A credible vote is essential if Zimbabwe is to exit painful sanctions and secure the donor funding and investment needed to stem chronic cash shortages.
As a result, the views of election observers are seen as crucial.
EU chief observer Elmar Brok said many voters, particularly young women, left voting queues in frustration at long delays.
The EU has not yet concluded how to judge the vote, he said.
"In some cases it works very smoothly but in others we see that it is totally disorganised and that people become angry, people leave," Mr Brok told reporters in Harare, adding that it was unclear whether the problems stemmed from coincidence or bad organisation.
Mr Mugabe, 94, led the war for independence and since 1980 has dominated the country's politics.
But since he stepped down under military pressure in November he has lived in obscurity.

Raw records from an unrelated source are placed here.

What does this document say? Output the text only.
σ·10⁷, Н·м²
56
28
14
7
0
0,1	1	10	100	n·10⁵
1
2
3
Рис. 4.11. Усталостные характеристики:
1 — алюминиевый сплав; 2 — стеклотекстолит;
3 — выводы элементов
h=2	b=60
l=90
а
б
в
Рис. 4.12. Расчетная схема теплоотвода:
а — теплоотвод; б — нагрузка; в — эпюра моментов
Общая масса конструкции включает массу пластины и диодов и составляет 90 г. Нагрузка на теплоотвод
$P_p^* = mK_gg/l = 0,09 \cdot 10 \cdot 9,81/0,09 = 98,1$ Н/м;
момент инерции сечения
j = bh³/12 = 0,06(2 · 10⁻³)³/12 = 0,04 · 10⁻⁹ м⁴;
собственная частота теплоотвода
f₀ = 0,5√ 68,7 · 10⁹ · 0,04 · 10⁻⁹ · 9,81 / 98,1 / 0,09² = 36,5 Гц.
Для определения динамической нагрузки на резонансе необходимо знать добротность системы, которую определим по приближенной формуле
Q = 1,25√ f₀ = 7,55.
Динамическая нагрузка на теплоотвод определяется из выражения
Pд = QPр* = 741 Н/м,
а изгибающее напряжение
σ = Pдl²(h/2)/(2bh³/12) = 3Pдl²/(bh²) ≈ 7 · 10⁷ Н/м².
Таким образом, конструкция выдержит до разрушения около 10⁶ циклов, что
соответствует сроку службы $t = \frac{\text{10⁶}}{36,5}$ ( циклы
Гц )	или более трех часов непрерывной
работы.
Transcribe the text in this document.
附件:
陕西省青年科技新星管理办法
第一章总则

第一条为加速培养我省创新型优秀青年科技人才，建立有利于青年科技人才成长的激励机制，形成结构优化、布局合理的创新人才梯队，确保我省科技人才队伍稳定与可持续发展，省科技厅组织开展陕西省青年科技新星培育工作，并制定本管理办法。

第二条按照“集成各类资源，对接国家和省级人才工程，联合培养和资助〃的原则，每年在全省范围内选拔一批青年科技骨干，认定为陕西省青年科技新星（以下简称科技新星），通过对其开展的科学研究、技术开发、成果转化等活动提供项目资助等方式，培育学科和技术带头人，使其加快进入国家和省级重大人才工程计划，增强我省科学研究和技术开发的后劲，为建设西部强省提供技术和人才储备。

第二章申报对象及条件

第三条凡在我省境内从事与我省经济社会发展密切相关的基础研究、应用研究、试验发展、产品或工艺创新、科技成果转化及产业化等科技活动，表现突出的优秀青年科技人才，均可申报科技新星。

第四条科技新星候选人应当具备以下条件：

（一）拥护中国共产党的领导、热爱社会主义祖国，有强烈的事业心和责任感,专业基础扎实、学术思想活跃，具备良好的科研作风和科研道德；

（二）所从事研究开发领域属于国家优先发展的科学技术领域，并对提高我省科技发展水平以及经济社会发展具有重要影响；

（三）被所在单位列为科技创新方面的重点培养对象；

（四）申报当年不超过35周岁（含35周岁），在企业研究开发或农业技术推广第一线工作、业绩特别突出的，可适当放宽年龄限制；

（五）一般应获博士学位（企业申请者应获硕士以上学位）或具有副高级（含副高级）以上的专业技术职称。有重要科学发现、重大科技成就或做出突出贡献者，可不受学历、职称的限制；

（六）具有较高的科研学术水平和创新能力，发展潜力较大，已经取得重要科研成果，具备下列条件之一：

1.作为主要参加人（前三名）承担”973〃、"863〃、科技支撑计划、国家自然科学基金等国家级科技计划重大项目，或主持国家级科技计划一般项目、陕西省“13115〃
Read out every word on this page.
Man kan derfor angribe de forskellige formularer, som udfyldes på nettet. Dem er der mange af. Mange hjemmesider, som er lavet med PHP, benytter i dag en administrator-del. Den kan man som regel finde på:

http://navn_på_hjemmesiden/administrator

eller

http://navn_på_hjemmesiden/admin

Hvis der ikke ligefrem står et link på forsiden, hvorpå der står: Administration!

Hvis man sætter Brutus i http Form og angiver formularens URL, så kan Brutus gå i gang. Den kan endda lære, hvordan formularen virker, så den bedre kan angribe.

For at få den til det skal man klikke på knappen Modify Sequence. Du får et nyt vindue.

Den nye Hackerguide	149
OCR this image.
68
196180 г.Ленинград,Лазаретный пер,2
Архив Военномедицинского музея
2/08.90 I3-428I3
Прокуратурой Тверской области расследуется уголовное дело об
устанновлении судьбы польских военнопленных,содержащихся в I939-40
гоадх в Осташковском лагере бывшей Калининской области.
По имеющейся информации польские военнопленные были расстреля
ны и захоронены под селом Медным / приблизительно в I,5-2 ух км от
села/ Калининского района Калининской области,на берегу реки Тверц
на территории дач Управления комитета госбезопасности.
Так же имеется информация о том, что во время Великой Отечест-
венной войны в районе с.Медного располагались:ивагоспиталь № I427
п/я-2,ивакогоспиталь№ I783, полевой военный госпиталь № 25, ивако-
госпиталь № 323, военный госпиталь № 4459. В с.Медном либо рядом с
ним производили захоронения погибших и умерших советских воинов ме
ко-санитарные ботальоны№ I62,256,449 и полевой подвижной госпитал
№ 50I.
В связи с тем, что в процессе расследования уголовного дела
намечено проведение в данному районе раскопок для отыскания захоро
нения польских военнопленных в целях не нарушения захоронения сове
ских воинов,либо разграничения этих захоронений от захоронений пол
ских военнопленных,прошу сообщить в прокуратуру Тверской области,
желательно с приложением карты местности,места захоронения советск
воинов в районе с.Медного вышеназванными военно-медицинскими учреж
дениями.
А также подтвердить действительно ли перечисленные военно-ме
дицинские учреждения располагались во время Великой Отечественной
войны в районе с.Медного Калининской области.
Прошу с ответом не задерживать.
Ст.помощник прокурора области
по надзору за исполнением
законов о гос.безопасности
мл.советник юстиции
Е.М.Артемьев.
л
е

He emerged on the eve of the election to announce he would vote for the opposition, surprising Mr Mnangagwa who accused him of striking a deal with Mr Chamisa.
Mr Mugabe made no comment to reporters as he cast his ballot around lunchtime accompanied by his wife, Grace.
A huge crowd gathered outside, some cheering, many booing.
Mr Mnangagwa denied Mr Mugabe's claim that the vote would not be free since it was being run by a "military government".
"I can assure you that this country is enjoying democratic space which has never been experienced before," Mr Mnangagwa told public television after voting.
Opinion polls give the 75-year-old former intelligence chief only a slim lead over 40-year-old Mr Chamisa.
There will be a runoff on 8 September if no candidate wins more than half the votes.
Mr Mnangagwa, of the Zimbabwe African National Union-Patriotic Front (ZANU-PF), has been president since the military ousted Mr Mugabe.
Elections under Mr Mugabe were often marred by intimidation, rigging and violence but the consensus is the build-up to this vote has been better than before, although Mr Chamisa complained about a flawed voters' roll and opaque ballot paper printing.
Mr Chamisa, a lawyer and pastor, has attracted young and unemployed voters frustrated with nearly four decades of ZANU-PF rule.
"Victory is certain, the people have spoken," Mr Chamisa said after casting his ballot in Harare as a cheering crowd chanted: "President! President! The president is here!"
"I have no doubt that by end of day today we should be very clear as to an emphatic voice for change," Mr Chamisa said.
Polling stations opened at 7am local time, and were due to close at 7pm. Zimbabweans are also electing 210 members of parliament and more than 9,000 councillors.
The European Union, the United States and the Commonwealth have sent observers.
Mr Mnangagwa has made a big effort to win over foreign opinion; hosting Western ambassadors, courting investors and patching up relations with white commercial farmers who were violently evicted from their farms under Mr Mugabe.